Hixton is a town in Jackson County, Wisconsin, United States. The population was 620 at the 2020 census. The Village of Hixton is located within the town. The unincorporated community of Sechlerville is also located in the town.

==History==
The town of Hixton was created out of a portion of the town of Albion in 1856. It is named for John L. Hicks, an early settler who came to the area in 1854.

==Geography==
According to the United States Census Bureau, the town has a total area of 34.9 square miles (90.4 km^{2}), of which 34.9 square miles (90.4 km^{2}) is land and 0.04 square mile (0.1 km^{2}) (0.06%) is water.

==Demographics==
As of the census of 2000, there were 611 people, 214 households, and 166 families residing in the town. The population density was 17.5 people per square mile (6.8/km^{2}). There were 251 housing units at an average density of 7.2 per square mile (2.8/km^{2}). The racial makeup of the town was 94.76% White, 1.96% Native American, 2.45% from other races, and 0.82% from two or more races. 2.95% of the population were Hispanic or Latino of any race.

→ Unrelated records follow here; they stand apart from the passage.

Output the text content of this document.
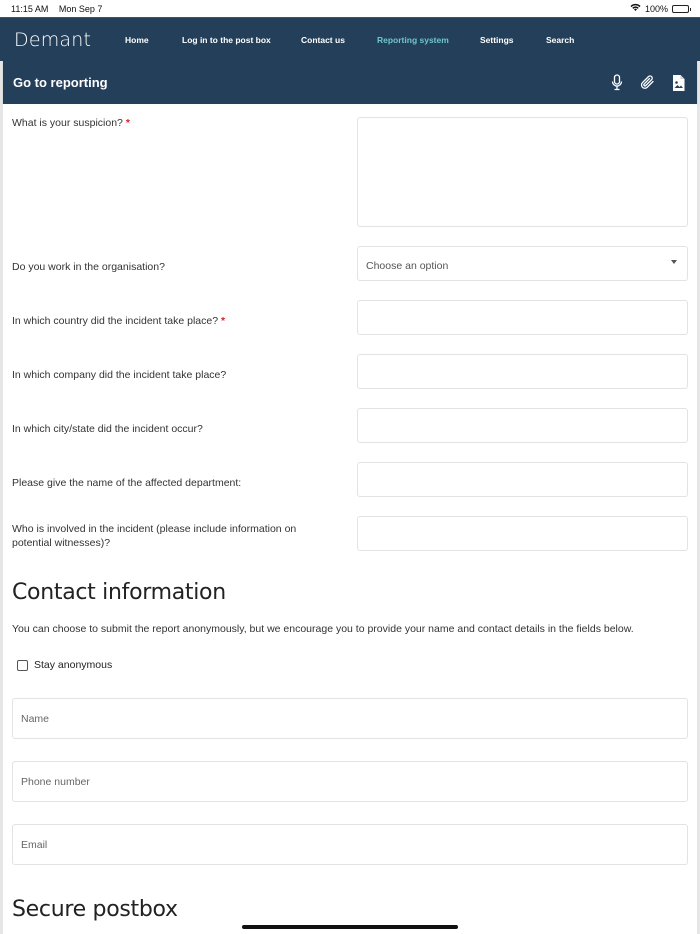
11:15 AM Mon Sep 7	100%
Demant	Home	Log in to the post box	Contact us	Reporting system	Settings	Search
Go to reporting
What is your suspicion? *
Do you work in the organisation?	Choose an option
In which country did the incident take place? *
In which company did the incident take place?
In which city/state did the incident occur?
Please give the name of the affected department:
Who is involved in the incident (please include information on potential witnesses)?
Contact information
You can choose to submit the report anonymously, but we encourage you to provide your name and contact details in the fields below.
Stay anonymous
Name
Phone number
Email
Secure postbox
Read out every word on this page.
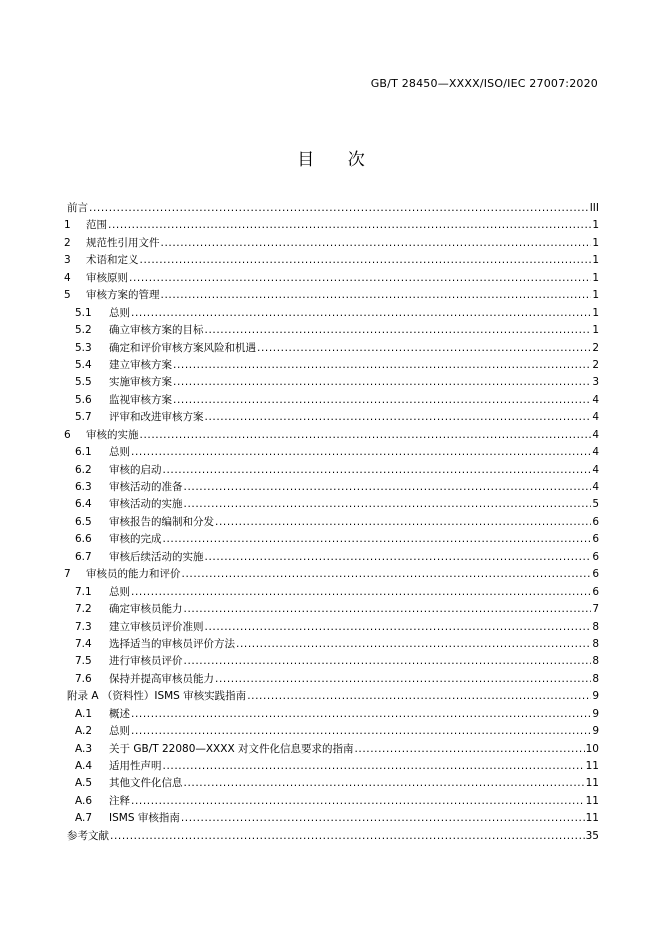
GB/T 28450—XXXX/ISO/IEC 27007:2020
目 次
前言 .....	III
1	范围 .....	1
2	规范性引用文件 .....	1
3	术语和定义 .....	1
4	审核原则 .....	1
5	审核方案的管理 .....	1
5.1	总则 .....	1
5.2	确立审核方案的目标 .....	1
5.3	确定和评价审核方案风险和机遇 .....	2
5.4	建立审核方案 .....	2
5.5	实施审核方案 .....	3
5.6	监视审核方案 .....	4
5.7	评审和改进审核方案 .....	4
6	审核的实施 .....	4
6.1	总则 .....	4
6.2	审核的启动 .....	4
6.3	审核活动的准备 .....	4
6.4	审核活动的实施 .....	5
6.5	审核报告的编制和分发 .....	6
6.6	审核的完成 .....	6
6.7	审核后续活动的实施 .....	6
7	审核员的能力和评价 .....	6
7.1	总则 .....	6
7.2	确定审核员能力 .....	7
7.3	建立审核员评价准则 .....	8
7.4	选择适当的审核员评价方法 .....	8
7.5	进行审核员评价 .....	8
7.6	保持并提高审核员能力 .....	8
附录 A （资料性）ISMS 审核实践指南 .....	9
A.1	概述 .....	9
A.2	总则 .....	9
A.3	关于 GB/T 22080—XXXX 对文件化信息要求的指南 .....	10
A.4	适用性声明 .....	11
A.5	其他文件化信息 .....	11
A.6	注释 .....	11
A.7	ISMS 审核指南 .....	11
参考文献 .....	35
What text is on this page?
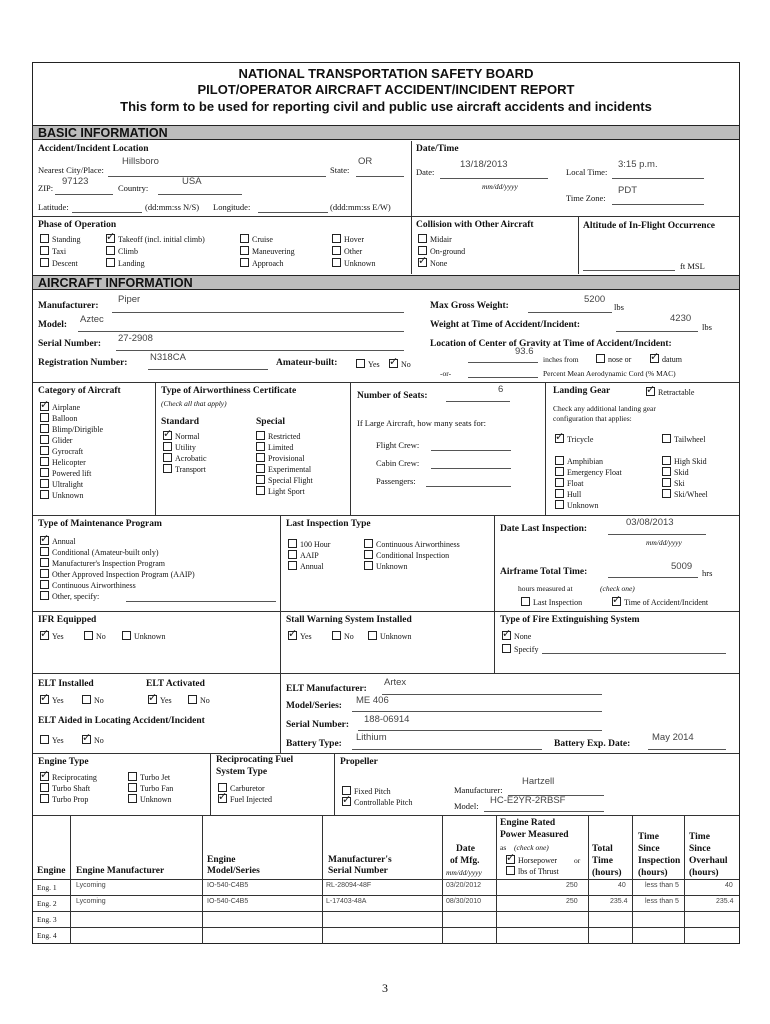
NATIONAL TRANSPORTATION SAFETY BOARD
PILOT/OPERATOR AIRCRAFT ACCIDENT/INCIDENT REPORT
This form to be used for reporting civil and public use aircraft accidents and incidents
BASIC INFORMATION
Accident/Incident Location
Nearest City/Place:
Hillsboro
State:
OR
ZIP:
97123
Country:
USA
Latitude:	(dd:mm:ss N/S) Longitude:	(ddd:mm:ss E/W)
Date/Time
Date:
13/18/2013
mm/dd/yyyy
Local Time:
3:15 p.m.
Time Zone:
PDT
Phase of Operation
Standing ✓	Takeoff (incl. initial climb)	Cruise	Hover
Taxi	Climb	Maneuvering	Other
Descent	Landing	Approach	Unknown
Collision with Other Aircraft
Midair
On-ground
✓None
Altitude of In-Flight Occurrence
ft MSL
AIRCRAFT INFORMATION
Manufacturer:
Piper
Model: Aztec
Serial Number: 27-2908
Registration Number: N318CA	Amateur-built:	Yes ✓	No
Max Gross Weight:
5200
lbs
Weight at Time of Accident/Incident:
4230
lbs
Location of Center of Gravity at Time of Accident/Incident:
93.6
inches from	nose or ✓	datum
-or-	Percent Mean Aerodynamic Cord (% MAC)
Category of Aircraft
✓Airplane
Balloon
Blimp/Dirigible
Glider
Gyrocraft
Helicopter
Powered lift
Ultralight
Unknown
Type of Airworthiness Certificate
(Check all that apply)
Standard
✓Normal
Utility
Acrobatic
Transport
Special
Restricted
Limited
Provisional
Experimental
Special Flight
Light Sport
Number of Seats:
6
If Large Aircraft, how many seats for:
Flight Crew:
Cabin Crew:
Passengers:
Landing Gear ✓	Retractable
Check any additional landing gear
configuration that applies:
✓Tricycle	Tailwheel
Amphibian
Emergency Float
Float
Hull
Unknown
High Skid
Skid
Ski
Ski/Wheel
Type of Maintenance Program
✓Annual
Conditional (Amateur-built only)
Manufacturer's Inspection Program
Other Approved Inspection Program (AAIP)
Continuous Airworthiness
Other, specify:
Last Inspection Type
100 Hour
AAIP
Annual
Continuous Airworthiness
Conditional Inspection
Unknown
Date Last Inspection:
03/08/2013
mm/dd/yyyy
Airframe Total Time:	5009
hrs
hours measured at	(check one)
Last Inspection ✓	Time of Accident/Incident
IFR Equipped
✓Yes	No	Unknown
Stall Warning System Installed
✓Yes	No	Unknown
Type of Fire Extinguishing System
✓None
Specify
ELT Installed
✓Yes	No
ELT Activated
✓Yes	No
ELT Aided in Locating Accident/Incident
Yes ✓	No
ELT Manufacturer:
Artex
Model/Series: ME 406
Serial Number: 188-06914
Battery Type:
Lithium
Battery Exp. Date:
May 2014
Engine Type
✓Reciprocating	Turbo Jet
Turbo Shaft	Turbo Fan
Turbo Prop	Unknown
Reciprocating Fuel
System Type
Carburetor
✓Fuel Injected
Propeller
Fixed Pitch
✓Controllable Pitch
Manufacturer:
Hartzell
Model: HC-E2YR-2RBSF
Engine Engine Manufacturer
Engine
Model/Series
Manufacturer's
Serial Number
Date
of Mfg.
mm/dd/yyyy
Engine Rated
Power Measured
as (check one)
✓Horsepower or
lbs of Thrust
Total
Time
(hours)
Time
Since
Inspection
(hours)
Time
Since
Overhaul
(hours)
Eng. 1	Lycoming	IO-540-C4B5	RL-28094-48F	03/20/2012	250	40	less than 5	40
Eng. 2	Lycoming	IO-540-C4B5	L-17403-48A	08/30/2010	250	235.4 less than 5	235.4
Eng. 3
Eng. 4
3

There were 214 households, out of which 37.9% had children under the age of 18 living with them, 60.3% were married couples living together, 11.2% had a female householder with no husband present, and 22.4% were non-families. 14.5% of all households were made up of individuals, and 5.6% had someone living alone who was 65 years of age or older. The average household size was 2.86 and the average family size was 3.18.

In the town, the population was spread out, with 29.3% under the age of 18, 9.0% from 18 to 24, 30.8% from 25 to 44, 21.1% from 45 to 64, and 9.8% who were 65 years of age or older. The median age was 33 years. For every 100 females, there were 115.1 males. For every 100 females age 18 and over, there were 110.7 males.

The median income for a household in the town was $38,056, and the median income for a family was $39,167. Males had a median income of $26,845 versus $19,375 for females. The per capita income for the town was $15,866. About 5.6% of families and 6.3% of the population were below the poverty line, including 7.7% of those under age 18 and none of those age 65 or over.